La leçon la plus importante de l'histoire
Le rappel le plus puissant de l'imprévisibilité de la Coupe du Monde est venu au Qatar en 2022, lorsque les champions en titre, l'Argentine, ont été battus par l'Arabie saoudite dès leur premier match. L'Espagne avait subi un choc similaire en 2010, s'inclinant face à la Suisse avant de soulever le trophée à Johannesburg. Deux des quatre derniers vainqueurs de la Coupe du Monde ont donc perdu leur premier match.
Ce n'est pas une anecdote — c'est une vérité fondamentale sur le fonctionnement de cette compétition. Les équipes évoluent, les entraîneurs s'adaptent, et des joueurs qui n'étaient pas même dans le onze de départ le premier jour peuvent finir par être les figures décisives en finale.
Les joueurs qui ont émergé en cours de route
En 2022, Alexis Mac Allister n'avait pas démarré le premier match de l'Argentine. Dès le troisième match, il était élu homme du match — la même rencontre au cours de laquelle Enzo Fernandez et Julian Alvarez ont effectué leur première apparition dans le onze de départ. Ces trois joueurs ont été au cœur du triomphe final de l'Argentine.
Les champions d'Espagne en 2010 ont découvert en cours de tournoi qu'ils avaient besoin des courses dans le dos de la défense de Pedro pour étirer les adversaires, ce qui a obligé David Silva à céder sa place. L'équipe qui a soulevé le trophée à Johannesburg était sensiblement différente de celle qui avait ouvert le tournoi.
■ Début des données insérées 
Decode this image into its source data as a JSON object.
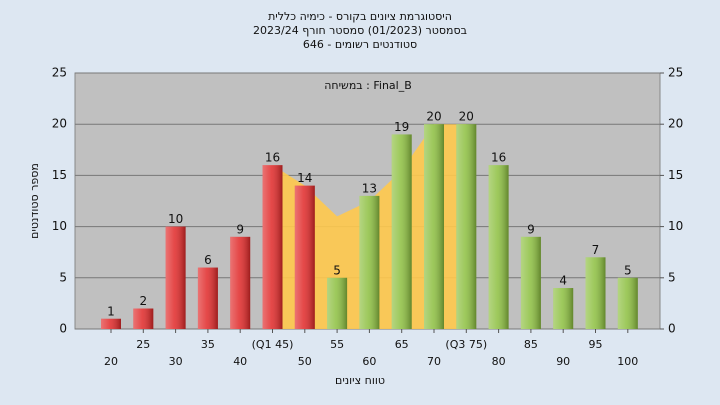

Aucune histoire n'illustre peut-être mieux ce phénomène que celle de Sir Geoff Hurst, qui n'a participé à la compétition qu'à partir des quarts de finale en 1966, remplaçant le blessé Jimmy Greaves. Depuis le Brésil de 1970, aucune équipe championne du monde n'a aligné une composition identique du premier au dernier match.
Rotations, formations et réinventions
L'Allemagne de l'Ouest en 1974 a fait entrer Rainer Bonhof, qui a délivré la passe décisive sur le but de la victoire en finale. L'Argentine a changé ses deux ailiers quatre ans plus tard, avec Daniel Bertoni parmi les nouvelles têtes — et c'est lui qui a inscrit le but du 3-1 en finale contre les Pays-Bas.
L'Italie de 1982 avait entamé le tournoi sans remporter le moindre match dans la première phase de groupes, et pourtant Paolo Rossi est reparti avec le Soulier d'or et le Ballon d'or, sans avoir marqué lors des quatre premiers matchs des Azzurri. Thierry Henry a inscrit trois buts lors des deux premiers matchs de la France en 1998 — avant de regarder la finale comme remplaçant non utilisé.
Mario Gotze a démarré le premier match de l'Allemagne en 2014 avant de se retrouver sur le banc pour la finale contre l'Argentine — mais il est entré en jeu pour inscrire le but vainqueur en prolongation. Le tournoi avait, une fois de plus, réécrit son propre scénario.